MT: When disgruntled owner/operators formed the National Truckers Association you worked with them as they tried to establish ties with the different governments. Yet in the end they ended up giving t...
MT:When disgruntled owner/operators formed the National Truckers Association you worked with them as they tried to establish ties with the different governments. Yet in the end they ended up giving the industry another black eye when their spokesman told the national media that drivers are fudging their logbooks and driving excessive hours. Considering the effort the OTA has put into changing the public image of the industry, are you still interested in working with the National Truckers Association after the last stunt it pulled?
Bradley: It remains to be seen if this group really gets off the ground what they intend to do. If they intend to become a bargaining agent there will be those members who will want us to stay away because that’s not the OTA’s role; we don’t negotiate. On the other hand, there are some carriers who would rather deal with one group, because then at least they would know who they were talking to instead of dealing with all these splinter groups which makes the situation so inconsistent. We’ve always made the point that the industry would be stronger if owner-operators were better business people. Clearly from my personal perspective, in terms of lobbying government, it would be helpful to have a reasonable professional group to partner with. When you look at the hours of service issue, for example, and you look at the kind of garbage that CRASH spins out, it’s one thing to have the representative from the corporate side say this is how it’s going to affect drivers and it’s quite another thing to have someone who really does represent drivers speak to it. We will always try to work with anybody if they want to work with us.
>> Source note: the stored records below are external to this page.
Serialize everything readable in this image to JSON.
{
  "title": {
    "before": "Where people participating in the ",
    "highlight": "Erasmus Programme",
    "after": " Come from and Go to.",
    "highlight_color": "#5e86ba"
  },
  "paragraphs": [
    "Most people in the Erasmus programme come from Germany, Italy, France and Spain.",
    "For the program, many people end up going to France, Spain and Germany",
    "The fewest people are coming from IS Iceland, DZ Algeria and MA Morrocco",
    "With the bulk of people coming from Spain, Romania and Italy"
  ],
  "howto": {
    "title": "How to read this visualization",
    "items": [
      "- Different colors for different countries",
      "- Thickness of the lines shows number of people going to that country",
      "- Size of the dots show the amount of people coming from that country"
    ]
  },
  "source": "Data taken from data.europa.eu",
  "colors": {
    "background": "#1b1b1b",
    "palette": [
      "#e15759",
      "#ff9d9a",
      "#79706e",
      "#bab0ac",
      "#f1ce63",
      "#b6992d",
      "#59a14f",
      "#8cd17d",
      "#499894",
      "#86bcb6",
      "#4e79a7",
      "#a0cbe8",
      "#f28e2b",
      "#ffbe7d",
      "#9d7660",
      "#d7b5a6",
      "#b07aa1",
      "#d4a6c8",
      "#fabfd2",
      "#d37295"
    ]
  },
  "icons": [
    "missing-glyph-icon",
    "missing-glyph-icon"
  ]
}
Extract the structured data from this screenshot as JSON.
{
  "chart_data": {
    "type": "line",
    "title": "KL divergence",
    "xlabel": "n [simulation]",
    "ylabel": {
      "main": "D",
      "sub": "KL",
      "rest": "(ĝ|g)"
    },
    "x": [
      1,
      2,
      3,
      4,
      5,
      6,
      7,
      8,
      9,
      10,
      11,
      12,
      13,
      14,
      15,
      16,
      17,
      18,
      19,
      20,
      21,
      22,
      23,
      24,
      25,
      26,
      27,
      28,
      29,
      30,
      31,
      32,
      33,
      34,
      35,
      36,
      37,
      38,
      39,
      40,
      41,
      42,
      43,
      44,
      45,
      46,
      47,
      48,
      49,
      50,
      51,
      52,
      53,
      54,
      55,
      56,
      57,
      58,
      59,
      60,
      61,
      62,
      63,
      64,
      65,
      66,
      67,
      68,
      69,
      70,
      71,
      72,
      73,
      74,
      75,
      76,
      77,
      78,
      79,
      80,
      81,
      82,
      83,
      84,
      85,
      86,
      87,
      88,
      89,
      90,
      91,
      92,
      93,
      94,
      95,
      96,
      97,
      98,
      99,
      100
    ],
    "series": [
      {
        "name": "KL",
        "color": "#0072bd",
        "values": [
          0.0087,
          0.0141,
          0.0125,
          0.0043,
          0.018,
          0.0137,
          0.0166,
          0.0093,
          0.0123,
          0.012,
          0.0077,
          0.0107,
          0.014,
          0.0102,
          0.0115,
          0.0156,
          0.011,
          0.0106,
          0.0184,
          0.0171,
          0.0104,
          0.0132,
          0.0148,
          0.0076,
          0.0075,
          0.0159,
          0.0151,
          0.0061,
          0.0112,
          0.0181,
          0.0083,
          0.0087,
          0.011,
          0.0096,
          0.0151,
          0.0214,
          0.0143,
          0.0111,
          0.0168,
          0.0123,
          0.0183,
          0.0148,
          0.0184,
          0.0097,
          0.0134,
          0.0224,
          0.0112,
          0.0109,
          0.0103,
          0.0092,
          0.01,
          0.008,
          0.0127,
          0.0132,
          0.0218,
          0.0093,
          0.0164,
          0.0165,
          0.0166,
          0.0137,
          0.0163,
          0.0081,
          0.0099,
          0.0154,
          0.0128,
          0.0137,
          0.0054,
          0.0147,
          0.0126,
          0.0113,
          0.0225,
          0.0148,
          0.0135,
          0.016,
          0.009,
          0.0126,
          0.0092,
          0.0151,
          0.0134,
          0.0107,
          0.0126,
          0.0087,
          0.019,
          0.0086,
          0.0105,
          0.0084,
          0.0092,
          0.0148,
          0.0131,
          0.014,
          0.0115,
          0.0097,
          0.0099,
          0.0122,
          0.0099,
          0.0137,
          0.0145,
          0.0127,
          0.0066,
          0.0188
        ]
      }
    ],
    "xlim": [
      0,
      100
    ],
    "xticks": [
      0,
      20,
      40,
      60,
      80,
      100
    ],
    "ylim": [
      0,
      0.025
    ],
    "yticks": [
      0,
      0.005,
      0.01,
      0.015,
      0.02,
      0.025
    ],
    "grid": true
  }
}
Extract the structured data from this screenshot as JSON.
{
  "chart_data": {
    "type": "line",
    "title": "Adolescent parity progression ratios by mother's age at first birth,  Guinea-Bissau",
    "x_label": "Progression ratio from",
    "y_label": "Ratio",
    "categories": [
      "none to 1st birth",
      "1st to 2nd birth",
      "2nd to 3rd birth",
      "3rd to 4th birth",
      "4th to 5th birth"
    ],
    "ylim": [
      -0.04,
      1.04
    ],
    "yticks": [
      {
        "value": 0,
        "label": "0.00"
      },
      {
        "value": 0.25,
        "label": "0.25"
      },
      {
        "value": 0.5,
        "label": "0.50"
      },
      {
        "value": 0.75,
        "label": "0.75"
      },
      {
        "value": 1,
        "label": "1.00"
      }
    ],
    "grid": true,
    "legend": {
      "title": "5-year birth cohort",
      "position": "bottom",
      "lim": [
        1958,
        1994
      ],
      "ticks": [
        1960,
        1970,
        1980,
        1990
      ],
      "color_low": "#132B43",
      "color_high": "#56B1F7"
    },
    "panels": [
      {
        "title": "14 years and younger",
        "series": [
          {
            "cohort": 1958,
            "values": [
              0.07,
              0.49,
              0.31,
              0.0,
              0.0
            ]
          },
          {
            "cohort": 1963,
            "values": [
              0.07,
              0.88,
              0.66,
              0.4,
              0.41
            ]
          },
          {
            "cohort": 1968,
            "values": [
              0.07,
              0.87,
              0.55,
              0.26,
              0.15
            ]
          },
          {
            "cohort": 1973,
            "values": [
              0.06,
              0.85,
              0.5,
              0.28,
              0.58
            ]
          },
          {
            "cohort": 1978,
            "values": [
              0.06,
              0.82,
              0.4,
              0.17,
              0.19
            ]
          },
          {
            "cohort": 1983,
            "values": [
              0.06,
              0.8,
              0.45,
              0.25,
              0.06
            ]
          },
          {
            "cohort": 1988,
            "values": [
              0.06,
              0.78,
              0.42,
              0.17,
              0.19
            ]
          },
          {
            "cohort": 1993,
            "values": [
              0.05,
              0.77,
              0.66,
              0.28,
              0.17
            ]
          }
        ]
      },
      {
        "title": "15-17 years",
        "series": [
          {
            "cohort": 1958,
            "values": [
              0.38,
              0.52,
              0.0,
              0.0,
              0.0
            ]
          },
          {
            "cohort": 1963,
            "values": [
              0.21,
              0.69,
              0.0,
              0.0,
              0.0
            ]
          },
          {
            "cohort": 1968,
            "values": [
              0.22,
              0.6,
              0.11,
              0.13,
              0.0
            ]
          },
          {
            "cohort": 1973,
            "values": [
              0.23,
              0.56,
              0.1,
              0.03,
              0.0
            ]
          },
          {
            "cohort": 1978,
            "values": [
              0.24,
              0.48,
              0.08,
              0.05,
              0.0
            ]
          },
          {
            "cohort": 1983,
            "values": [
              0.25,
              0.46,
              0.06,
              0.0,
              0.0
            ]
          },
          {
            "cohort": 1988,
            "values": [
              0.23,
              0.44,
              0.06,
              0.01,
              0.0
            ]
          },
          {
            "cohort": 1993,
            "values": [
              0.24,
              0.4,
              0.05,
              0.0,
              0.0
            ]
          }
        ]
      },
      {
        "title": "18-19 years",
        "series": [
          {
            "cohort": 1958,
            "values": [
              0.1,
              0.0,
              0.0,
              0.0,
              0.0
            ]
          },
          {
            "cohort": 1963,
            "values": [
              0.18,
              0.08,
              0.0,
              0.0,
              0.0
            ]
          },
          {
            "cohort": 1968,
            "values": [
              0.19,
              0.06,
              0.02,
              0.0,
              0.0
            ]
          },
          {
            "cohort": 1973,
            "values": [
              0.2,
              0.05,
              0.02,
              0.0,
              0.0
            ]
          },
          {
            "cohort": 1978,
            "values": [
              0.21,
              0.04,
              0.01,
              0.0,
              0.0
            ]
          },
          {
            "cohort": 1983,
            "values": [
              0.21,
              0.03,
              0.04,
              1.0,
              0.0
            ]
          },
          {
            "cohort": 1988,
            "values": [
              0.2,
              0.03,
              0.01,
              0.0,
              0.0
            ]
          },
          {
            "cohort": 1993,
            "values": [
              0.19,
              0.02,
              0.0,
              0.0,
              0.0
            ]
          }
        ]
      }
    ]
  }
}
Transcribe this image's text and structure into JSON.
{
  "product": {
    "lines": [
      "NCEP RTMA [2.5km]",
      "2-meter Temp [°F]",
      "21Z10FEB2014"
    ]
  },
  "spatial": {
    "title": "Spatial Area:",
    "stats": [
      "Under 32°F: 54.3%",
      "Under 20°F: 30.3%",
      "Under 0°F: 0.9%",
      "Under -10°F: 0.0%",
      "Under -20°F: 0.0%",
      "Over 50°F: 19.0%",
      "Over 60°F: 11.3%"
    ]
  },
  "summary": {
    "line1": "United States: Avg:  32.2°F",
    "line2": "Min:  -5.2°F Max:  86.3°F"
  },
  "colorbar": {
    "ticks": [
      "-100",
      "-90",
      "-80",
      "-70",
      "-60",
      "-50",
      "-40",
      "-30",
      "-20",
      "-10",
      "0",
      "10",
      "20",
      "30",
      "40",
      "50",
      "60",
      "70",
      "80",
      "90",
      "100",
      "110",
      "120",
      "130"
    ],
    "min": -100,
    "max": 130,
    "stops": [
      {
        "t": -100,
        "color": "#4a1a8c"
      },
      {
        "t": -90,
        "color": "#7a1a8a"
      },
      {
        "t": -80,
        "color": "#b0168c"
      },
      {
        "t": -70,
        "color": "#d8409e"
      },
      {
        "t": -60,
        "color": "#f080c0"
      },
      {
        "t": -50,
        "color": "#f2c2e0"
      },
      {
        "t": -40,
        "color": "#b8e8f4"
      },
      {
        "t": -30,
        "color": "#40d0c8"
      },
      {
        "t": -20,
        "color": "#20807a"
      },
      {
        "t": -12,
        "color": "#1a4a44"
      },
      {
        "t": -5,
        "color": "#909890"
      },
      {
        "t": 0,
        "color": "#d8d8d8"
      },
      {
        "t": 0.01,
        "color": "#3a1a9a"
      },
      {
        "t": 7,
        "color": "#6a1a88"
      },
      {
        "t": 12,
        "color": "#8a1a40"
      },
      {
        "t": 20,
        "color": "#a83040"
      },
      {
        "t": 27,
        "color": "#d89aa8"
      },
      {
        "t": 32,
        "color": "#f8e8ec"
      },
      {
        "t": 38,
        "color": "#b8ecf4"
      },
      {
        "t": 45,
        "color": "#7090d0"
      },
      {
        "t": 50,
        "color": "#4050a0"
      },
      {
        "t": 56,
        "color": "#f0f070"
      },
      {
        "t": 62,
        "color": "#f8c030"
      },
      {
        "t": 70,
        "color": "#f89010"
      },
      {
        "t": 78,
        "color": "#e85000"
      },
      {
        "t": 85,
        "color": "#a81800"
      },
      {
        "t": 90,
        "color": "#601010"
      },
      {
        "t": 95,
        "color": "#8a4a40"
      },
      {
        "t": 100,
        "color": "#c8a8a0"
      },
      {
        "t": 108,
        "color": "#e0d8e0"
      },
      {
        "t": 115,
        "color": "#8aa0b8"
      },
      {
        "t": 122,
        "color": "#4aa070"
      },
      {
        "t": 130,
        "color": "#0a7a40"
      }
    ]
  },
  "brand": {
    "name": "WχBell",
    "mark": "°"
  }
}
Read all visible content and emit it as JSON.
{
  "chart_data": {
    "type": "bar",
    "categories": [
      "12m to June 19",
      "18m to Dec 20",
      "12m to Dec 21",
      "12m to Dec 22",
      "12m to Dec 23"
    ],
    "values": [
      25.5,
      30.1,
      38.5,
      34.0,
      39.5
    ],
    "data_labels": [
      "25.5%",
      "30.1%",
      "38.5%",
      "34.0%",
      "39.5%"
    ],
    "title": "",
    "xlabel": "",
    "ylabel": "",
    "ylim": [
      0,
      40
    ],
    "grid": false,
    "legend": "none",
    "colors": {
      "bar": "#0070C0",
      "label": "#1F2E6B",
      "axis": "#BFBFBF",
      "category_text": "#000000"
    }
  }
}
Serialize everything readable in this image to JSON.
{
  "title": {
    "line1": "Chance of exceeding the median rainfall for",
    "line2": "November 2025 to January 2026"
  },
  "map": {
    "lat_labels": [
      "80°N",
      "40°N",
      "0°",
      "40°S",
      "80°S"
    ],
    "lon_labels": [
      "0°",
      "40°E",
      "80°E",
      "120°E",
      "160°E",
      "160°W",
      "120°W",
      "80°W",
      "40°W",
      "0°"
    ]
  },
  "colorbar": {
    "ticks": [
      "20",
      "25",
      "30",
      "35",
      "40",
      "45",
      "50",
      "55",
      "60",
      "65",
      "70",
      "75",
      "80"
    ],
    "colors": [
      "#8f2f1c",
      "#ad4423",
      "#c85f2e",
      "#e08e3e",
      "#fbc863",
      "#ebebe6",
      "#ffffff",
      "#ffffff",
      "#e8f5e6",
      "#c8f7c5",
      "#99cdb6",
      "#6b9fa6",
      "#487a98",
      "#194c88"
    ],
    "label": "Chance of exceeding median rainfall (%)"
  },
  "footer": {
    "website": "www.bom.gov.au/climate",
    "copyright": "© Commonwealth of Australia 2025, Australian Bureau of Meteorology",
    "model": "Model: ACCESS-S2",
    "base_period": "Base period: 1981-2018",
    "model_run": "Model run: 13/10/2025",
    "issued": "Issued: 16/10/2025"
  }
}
MT:One of your greatest obstacles in working with the Ontario government was Finance Minister Ernie Eves. Because he had a family connection to the trucking industry he kept the industry at arm’s length so no one could accuse him of conflict of interest. Has the appointment of Jim Flaherty to that portfolio made a difference in how trucking interests are received at Queen’s Park?
Bradley: The difference is night and day. The problem wasn’t just Ernie Eves, the bureaucracy was petrified to deal with us because they feared suffering Ernie’s wrath. It was really, really frustrating. That has changed just in the last couple of weeks. We have met with the new minister, the deputy, the senior policy advisor, there has been follow-up on our issues. Now we can get back to making sure our sector is competitive going forward…The only thing that really caused (the Eves situation) to be not as big an issue as it might otherwise have been was that we went through five years of tax reductions after so many years of tax increases. If we had been shut out while fuel costs and other things were increasing it would have been an intolerable situation.
MT: Speaking of intolerable situations, in recent weeks there has been a lot of sniping back in forth among the OTA and the Railroad Association of Canada. Some major carriers, such as Yanke Group, are embracing intermodalism and forming close relationships with the railways. Despite the bitter feelings between the two associations is there room to create a working relationship?
Bradley: I would much rather be doing other things than fighting the railways but they started it and there’s no damn way we are going to allow them to get a competitive advantage over our industry because of public policy… I hope (the railways) will realize that working together is much more effective than fighting each other. If you look at what the railways are asking for – accelerated CCA rates, lower fuel taxes – that’s what we want too. The problem is that it’s the freight transportation sector that is discriminated against when it comes to taxes, not just rail or truck. It’s both of us. If we could go in together to see the minister of finance and say this vital sector needs change I have to think we would be more effective than the railways going in and saying hurt the truckers and that will help us, or us going in and saying don’t hurt us unless you are also going to hurt them. What’s a politician going to do then? He won’t do anything.
MT:Realistically how close are we to making such cooperation between the two modal associations reality?
Bradley: Right now I don’t know that we are anywhere. It’s too easy to say let’s work together. I would need some convincing. It was two years ago that Paul Tellier stood up at the OTA convention and said it was time to stop sucking and blowing. We have to see something concrete and I’m not sure he is inclined to do that.
MT: Some of your own members have criticized the quality of management expertise within the industry and they look outside the industry when they want to fill a management position. Do you see the OTA getting involved with colleges and universities in accrediting new management programs specific to transportation?
Bradley: Not really, we’ve done that in the past and there wasn’t enough uptake. I think we have a role, perhaps more indirect, in trying to promote our industry to people who never thought of working in it. And maybe when carriers do hire someone there is a role for us in giving that person a general understanding of the industry.